Eine weitere Tranche von 5.000 Euro wurde Guggenbichler offenbar später vom Völkermarkter FP-Obmann Franz Jamnig bei einem Treffen im Klagenfurter Hotel Salzamt übergeben. Laut Jamnig stammte das Geld aus seinem privaten Vermögen. Im Zusammenhang mit Hypo und Styrian Spirit wäre "ein großer Schaden für das Land Kärnten" entstanden. "Das soll man aufdecken", so Jamnig. Von einer Bespitzelung Haiders könne aber keine Rede sein. Im übrigen habe Guggenbichler keine Unterlagen geliefert, weshalb er das Geld mittlerweile zurückgefordert habe, sagte Jamnig gegenüber der APA.
Jamnig: "Wollte etwas gegen Klement in der Hand haben" Die schriftliche "Bestätigung" der "Bespitzelung der Person LH Dr. Jörg Haider" hat Jamnig nach eigenen Angaben nicht unterschrieben.
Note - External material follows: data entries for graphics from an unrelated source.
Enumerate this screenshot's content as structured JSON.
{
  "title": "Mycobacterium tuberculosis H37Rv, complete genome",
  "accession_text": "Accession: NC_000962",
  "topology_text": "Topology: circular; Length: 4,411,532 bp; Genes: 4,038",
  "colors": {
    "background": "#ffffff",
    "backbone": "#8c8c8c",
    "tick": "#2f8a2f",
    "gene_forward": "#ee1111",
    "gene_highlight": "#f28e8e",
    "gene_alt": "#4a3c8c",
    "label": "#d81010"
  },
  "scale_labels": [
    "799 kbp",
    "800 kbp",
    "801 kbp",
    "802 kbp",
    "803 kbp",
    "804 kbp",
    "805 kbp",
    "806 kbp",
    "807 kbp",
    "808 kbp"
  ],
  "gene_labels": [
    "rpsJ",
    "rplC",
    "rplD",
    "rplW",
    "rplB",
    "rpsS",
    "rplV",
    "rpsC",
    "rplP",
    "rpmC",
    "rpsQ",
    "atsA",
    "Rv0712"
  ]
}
Dies bestätigt auch Feinig, der angibt, das Papier selbst verfasst zu haben: "Ich wollte das haben, damit ich etwas gegen Klement in der Hand habe." Sein Plan wäre es gewesen, kommende Woche mit den Informationen "in einem anderen Zusammenhang" an die Öffentlichkeit zu gehen.
Offenbar sei das Papier in der Folge aber ins Büro von Landeshauptmann Haider geraten, sagt Feinig. Wie das passiert sei, wisse er nicht. Er habe das Papier lediglich Guggenbichler gezeigt und es bei einem Gang auf das WC auf dessen Schreibtisch liegen gelassen: "Guggenbichler muss die Bestätigung, während ich am Klo war, kopiert haben."
Wie die Unterschrift Jamnigs im Nachhinein auf das Papier gekommen sei, das könne er sich nicht erklären, betont Feinig. In seiner Gegenwart habe Jamnig jedenfalls nicht unterschrieben.